Hi, our team has detected duplicated data in patterns data. Specially in patterns data from all Subways of Houston from 2020 until now. We get duplicated rows by subsetting “placekey”, “date_range_start”, “date_range_end”
Hi @Angel_Langdon thank you for posting this.
- Are you using Weekly or Monthly Patterns?
- Are the entire rows the same or just the placekey/dates?
- How many times is a given row duplicated? (Are there just two copies or are there more?)
- Can you provide a screenshot of some of the duplicated rows?
Thanks
- We are using Monthly Patterns
- No, the entire rows are not the same, only placekey/dates are duplicated
- Given a row it is duplicated two times only (two copies)
- Yes, here it is:
Here is the Python code to get the duplicated rows
df = df[df.duplicated(subset=["placekey",
"date_range_start",
"date_range_end"],
keep=False)]
df = df.sort_values(by=["placekey",
"date_range_start",
"latitude"])
[df.to](http://df.to)_excel("duplicated_rows.xlsx", index=False)

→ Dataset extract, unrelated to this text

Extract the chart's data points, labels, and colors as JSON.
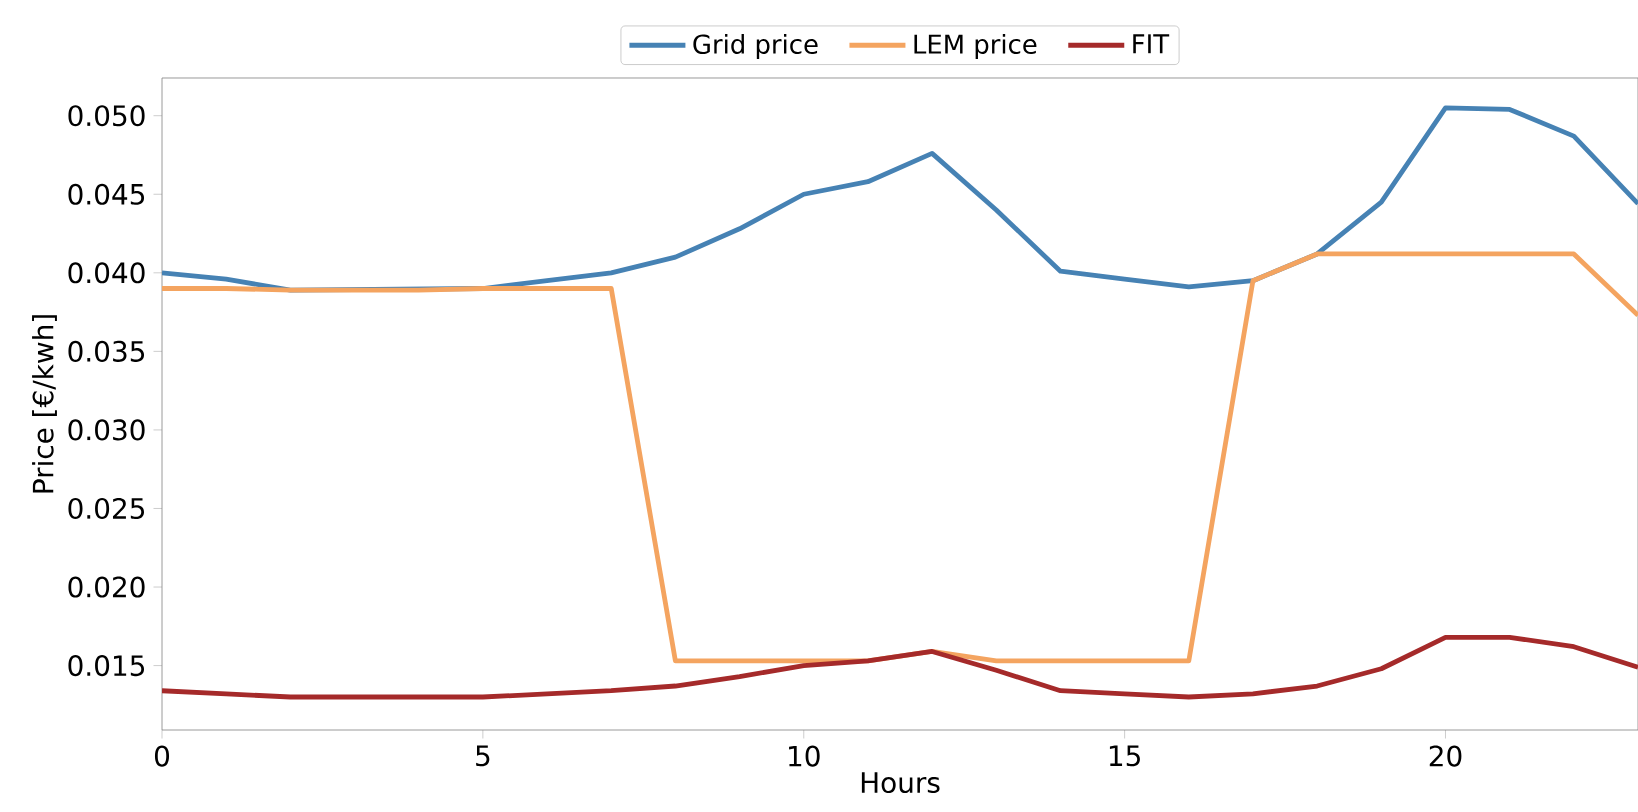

Hi @Angel_Langdon, I was unable to recreate this issue, but I think I know what’s going on. The rows with missing information seem to just have the columns from the Patterns files, but not the Places files. I believe at some point in the processing, the Patterns files are getting duplicated. When I download using the tool we talked about in the other thread, I am not seeing any duplicated Subway rows in Houston.